Reflections on a Rock Run Creek Journey

By Dan Pascucci

I am getting out of my car at the Rock Run trailhead. As I step out, I look back. I see that the creek bed behind the parking area is dry. Instead of crossing the road to the information board, I head down into the creek bed and cross under the bridge. There is a pool of water, but I’m able to sneak around it today, since it hasn’t rained for some time.

Walking the creek bed at Rock Run has always been a meditation for me. I’ve traveled it alone, in peaceful silence, and I’ve travelled it with a group of 25 or so excited students behind me. My family will often head down Rock Run on a hot summer day and picnic at the pool by the spot where the trail crosses the creek.

Today, as I walk up the trail, I’m alone. Alone meaning by myself, but not truly alone. I am joined for a while by a Louisiana water thrush that is making its opinion on my presence known. I am joined for a moment by a frog that quickly disappears with a splash into a muddy pool. An eastern tiger swallowtail butterfly visits a pool in front of me, and flutters on.

As I continue my journey up the trail, I am struck by the realization that although I’m walking up the trail, I’m actually walking down the stream. The water is flowing in my direction of travel, so at times I can hear the riffles of flowing water, although they are few and far between with the water being so low. I occasionally have to step into water to my ankle, but for the most part, if I’m careful, I can avoid the water by stepping on the cobble that makes up most of the stream bed.

I stop and imagine what this creek bed must look like when it rains. On both sides of the creek, steep hills would funnel water down, as the creek plows through the spot that I stand, pushing gravel and silt, and leaving the larger rocks where I find my footing. With more water would come more power, flowing downstream with the force of a bulldozer, breaking down rock, moving it, and carving out a place for the next flood.

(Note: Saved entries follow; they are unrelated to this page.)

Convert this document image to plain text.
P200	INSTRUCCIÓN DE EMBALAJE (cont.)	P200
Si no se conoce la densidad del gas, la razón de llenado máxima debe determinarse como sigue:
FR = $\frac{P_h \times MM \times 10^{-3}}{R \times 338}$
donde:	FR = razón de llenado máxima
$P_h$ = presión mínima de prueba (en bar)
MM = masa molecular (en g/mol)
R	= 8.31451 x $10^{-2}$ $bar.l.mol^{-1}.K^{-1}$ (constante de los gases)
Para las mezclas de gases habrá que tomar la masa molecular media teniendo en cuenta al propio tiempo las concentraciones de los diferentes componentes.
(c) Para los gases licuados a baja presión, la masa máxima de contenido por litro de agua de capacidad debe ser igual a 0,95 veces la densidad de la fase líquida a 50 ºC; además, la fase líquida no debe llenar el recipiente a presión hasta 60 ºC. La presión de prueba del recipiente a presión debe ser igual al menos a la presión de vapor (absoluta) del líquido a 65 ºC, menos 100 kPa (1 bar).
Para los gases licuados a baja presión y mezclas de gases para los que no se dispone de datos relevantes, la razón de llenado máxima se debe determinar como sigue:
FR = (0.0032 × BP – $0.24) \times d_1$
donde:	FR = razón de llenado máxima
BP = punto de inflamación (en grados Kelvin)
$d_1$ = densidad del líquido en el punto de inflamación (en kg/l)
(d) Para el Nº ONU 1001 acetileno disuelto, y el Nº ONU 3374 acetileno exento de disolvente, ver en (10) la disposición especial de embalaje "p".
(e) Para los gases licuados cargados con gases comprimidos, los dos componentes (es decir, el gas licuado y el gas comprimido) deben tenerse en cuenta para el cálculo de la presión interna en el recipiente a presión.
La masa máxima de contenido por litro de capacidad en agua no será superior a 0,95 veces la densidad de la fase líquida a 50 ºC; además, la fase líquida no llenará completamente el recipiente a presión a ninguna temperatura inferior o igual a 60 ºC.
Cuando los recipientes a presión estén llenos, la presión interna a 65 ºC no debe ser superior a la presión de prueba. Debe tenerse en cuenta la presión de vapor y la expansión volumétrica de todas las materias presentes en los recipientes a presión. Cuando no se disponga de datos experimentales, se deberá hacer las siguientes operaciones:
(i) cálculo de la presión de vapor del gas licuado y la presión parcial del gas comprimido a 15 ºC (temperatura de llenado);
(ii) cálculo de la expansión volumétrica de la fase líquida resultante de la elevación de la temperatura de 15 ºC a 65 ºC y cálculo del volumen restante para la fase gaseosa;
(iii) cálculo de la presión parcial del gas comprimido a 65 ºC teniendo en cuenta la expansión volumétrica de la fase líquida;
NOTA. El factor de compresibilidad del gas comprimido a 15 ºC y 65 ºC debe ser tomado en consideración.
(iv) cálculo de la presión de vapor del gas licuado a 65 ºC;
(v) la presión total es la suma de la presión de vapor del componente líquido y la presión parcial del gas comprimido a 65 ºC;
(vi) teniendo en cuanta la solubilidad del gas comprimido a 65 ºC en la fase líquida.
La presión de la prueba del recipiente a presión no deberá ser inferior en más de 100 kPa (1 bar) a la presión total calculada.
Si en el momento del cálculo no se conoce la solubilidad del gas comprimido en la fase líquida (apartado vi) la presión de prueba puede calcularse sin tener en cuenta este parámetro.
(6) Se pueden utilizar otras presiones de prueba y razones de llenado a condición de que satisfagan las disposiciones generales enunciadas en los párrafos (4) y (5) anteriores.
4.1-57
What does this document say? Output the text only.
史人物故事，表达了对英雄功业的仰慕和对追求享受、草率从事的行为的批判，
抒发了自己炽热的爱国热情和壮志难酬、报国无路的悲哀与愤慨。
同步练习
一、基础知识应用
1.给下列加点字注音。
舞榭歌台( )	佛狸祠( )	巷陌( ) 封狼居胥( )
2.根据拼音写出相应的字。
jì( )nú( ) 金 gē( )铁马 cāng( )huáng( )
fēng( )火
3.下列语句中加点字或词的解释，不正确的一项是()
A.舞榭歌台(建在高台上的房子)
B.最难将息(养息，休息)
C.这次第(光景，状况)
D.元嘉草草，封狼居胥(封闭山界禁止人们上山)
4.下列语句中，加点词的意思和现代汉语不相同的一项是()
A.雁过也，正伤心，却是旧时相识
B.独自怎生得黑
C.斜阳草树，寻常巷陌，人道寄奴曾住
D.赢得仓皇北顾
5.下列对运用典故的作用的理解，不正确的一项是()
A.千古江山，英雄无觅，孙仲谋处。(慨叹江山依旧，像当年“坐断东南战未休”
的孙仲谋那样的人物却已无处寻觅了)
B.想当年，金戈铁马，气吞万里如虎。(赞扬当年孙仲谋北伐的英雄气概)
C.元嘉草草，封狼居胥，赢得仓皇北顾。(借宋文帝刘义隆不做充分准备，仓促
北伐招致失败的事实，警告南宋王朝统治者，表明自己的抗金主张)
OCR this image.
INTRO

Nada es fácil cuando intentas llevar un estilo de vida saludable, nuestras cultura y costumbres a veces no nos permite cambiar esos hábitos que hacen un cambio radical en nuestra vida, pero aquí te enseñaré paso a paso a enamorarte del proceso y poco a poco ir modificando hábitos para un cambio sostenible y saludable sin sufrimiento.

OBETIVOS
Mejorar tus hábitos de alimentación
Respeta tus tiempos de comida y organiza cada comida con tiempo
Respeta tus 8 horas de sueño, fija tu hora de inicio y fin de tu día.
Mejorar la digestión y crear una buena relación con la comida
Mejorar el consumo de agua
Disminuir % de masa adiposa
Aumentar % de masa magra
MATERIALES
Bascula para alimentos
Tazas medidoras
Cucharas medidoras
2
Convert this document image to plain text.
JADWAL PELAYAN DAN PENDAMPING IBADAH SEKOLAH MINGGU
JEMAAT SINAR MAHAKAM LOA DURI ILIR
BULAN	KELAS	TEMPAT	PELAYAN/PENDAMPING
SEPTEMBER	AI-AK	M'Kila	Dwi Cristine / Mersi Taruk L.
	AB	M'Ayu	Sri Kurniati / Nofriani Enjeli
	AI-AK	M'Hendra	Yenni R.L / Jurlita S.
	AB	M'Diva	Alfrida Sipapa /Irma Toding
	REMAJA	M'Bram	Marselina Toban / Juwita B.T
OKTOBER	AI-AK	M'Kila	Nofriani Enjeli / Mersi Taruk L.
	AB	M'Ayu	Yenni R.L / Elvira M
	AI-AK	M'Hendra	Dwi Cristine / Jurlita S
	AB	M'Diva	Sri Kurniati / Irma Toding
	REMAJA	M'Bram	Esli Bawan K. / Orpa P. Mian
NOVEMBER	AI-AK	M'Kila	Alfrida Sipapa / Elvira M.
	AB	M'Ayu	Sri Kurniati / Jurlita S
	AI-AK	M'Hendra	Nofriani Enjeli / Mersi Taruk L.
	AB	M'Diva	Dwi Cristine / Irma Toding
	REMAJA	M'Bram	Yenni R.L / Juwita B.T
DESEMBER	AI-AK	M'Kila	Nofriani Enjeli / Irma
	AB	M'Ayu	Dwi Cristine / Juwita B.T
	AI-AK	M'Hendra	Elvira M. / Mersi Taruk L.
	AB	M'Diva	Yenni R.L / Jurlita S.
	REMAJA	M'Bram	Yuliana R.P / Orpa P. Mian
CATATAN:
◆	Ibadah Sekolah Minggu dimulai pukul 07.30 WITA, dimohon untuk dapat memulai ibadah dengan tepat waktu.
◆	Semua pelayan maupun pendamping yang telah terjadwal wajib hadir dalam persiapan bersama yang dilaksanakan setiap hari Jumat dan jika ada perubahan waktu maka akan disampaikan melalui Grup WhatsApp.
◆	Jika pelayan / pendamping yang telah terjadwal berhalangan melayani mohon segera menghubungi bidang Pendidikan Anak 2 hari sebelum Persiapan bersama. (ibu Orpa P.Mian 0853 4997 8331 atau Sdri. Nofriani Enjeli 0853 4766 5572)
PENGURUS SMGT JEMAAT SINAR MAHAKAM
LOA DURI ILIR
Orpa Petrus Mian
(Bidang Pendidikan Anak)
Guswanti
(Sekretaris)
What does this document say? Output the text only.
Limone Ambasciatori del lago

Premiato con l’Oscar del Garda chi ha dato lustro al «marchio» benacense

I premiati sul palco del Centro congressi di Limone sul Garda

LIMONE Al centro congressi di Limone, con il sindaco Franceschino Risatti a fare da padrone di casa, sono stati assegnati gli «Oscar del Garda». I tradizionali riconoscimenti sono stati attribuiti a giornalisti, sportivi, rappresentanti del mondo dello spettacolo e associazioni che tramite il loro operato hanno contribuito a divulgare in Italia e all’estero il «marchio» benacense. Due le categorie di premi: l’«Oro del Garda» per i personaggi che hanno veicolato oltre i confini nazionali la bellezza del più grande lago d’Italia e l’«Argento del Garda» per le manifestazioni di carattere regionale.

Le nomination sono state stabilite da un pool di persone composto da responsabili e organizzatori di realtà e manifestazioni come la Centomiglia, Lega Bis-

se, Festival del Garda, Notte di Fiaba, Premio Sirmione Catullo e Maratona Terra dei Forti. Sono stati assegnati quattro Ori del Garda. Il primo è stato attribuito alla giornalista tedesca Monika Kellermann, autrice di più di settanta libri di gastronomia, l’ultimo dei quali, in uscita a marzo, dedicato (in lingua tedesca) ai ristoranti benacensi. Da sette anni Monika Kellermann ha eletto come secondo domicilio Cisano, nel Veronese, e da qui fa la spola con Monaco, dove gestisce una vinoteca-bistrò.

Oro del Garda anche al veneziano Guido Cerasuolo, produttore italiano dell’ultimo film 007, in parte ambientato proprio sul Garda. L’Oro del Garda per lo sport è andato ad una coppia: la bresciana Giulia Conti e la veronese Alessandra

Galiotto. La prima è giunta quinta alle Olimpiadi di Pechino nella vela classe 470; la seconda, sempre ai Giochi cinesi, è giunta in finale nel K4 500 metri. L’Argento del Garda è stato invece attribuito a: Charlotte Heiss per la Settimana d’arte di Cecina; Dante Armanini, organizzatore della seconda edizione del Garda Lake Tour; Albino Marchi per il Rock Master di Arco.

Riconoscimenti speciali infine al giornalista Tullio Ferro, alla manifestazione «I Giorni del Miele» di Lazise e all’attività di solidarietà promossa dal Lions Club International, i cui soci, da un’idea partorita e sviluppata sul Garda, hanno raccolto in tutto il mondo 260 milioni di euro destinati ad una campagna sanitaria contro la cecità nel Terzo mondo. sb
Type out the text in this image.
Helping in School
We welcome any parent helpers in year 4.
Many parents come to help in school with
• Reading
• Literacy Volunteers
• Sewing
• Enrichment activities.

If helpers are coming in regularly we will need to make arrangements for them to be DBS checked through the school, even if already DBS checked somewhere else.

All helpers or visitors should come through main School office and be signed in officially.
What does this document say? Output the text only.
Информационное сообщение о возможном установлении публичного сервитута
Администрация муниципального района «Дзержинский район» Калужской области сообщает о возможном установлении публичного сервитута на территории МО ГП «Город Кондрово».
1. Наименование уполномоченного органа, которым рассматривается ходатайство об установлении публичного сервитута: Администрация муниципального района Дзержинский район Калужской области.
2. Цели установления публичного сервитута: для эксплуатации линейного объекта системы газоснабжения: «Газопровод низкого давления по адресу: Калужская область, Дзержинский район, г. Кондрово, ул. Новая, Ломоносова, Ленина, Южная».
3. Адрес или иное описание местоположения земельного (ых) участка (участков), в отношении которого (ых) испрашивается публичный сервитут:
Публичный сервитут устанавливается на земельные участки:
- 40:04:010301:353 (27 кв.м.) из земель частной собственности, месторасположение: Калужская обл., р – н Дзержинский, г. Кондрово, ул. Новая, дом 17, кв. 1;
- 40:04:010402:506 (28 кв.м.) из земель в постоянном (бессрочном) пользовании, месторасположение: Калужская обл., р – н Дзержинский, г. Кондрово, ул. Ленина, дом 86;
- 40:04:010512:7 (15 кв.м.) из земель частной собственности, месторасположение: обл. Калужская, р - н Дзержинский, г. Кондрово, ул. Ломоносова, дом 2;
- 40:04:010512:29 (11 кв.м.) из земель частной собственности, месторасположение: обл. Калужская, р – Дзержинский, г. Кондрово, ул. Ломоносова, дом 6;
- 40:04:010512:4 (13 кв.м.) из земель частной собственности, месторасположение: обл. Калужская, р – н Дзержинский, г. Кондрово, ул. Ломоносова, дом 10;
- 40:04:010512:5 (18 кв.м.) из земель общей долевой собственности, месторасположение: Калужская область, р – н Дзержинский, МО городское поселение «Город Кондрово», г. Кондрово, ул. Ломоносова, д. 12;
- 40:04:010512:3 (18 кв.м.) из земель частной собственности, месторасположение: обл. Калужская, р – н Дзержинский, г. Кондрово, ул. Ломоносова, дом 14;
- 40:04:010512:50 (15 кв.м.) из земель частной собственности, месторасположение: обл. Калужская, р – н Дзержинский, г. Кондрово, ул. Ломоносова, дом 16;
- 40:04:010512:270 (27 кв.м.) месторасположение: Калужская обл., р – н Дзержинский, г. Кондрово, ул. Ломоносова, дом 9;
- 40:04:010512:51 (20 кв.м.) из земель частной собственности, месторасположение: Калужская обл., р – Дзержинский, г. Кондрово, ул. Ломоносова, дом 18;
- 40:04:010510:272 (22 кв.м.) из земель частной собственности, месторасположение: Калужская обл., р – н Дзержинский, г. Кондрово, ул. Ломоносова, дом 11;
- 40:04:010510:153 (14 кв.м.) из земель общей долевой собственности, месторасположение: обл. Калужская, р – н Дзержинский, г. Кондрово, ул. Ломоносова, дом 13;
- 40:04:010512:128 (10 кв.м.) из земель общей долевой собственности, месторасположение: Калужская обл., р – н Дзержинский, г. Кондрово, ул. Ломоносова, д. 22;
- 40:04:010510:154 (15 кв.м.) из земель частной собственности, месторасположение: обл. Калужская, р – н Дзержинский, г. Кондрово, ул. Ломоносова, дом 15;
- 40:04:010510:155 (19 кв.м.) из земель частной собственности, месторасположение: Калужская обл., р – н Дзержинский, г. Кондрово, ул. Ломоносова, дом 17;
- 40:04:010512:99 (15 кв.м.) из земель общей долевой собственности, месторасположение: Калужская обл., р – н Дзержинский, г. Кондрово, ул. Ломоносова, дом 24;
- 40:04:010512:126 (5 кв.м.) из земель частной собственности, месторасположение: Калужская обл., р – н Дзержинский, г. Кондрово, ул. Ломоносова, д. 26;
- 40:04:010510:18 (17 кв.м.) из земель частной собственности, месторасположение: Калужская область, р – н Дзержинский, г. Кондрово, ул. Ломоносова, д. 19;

Looking down now, I can see the peace that is left behind:  Rocks too large to be moved by flowing water, banks carved out at the turns in the creek, gravel piled up on the inside turns. There is no water here now, at least not much, but its marks have been made.

As I come to the place where the Rock Run Loop crosses down into the stream, I make the decision to forego the trail, and keep walking the creek bed. Walking further down, I come to the culvert that carries Rock Run Creek into Long Lick Creek. One creeks journey ends to fill another, larger one as they flow together towards the even larger Salt River.

I wonder for a moment what would happen if I were to turn around and walk upstream. If I walked far enough upstream, would I find the place where the creek begins?  It’s at this point that I realize that no matter how far upstream I walk, I will never make it to the source, since the source is above me and around me, everywhere I look.

Without the rain that comes to fill this creek, there is no creek. Without the hills to funnel the rain down, there is no creek. Without the water that has already flowed past, there would be no water in the clouds. Everything is connected in a delicate cycle of water coming and going, its arrival and departure depending on what one considers the destination. Creeks don’t start and end at one point, they are cyclical. The water that has flowed will fly; the water in the clouds will revisit the ground.

I think it’s fitting that the areas of land that separate watersheds are called divides. I’ve been reading and hearing about how the world is so divided these days. If only those divided populations would realize that no matter where the water flows, it’s all going to end up somewhere else, maybe in another watershed altogether. The way we treat our water is the way we treat everyone’s water. We should be worried about water everywhere, because in the grand scheme of things, the water everywhere is water for us, just as the way we treat each other is the way we treat ourselves.

I am suddenly shaken out of my wandering brain to the sound of a red-bellied woodpecker flying overhead. Maybe it’s scolding me for thinking that my thoughts are important enough to be lost in when there’s an entire forest around me to be found in.

I turn around and head back upstream, down the trail that has taken me on many journeys and adventures. I’m looking forward to the next one.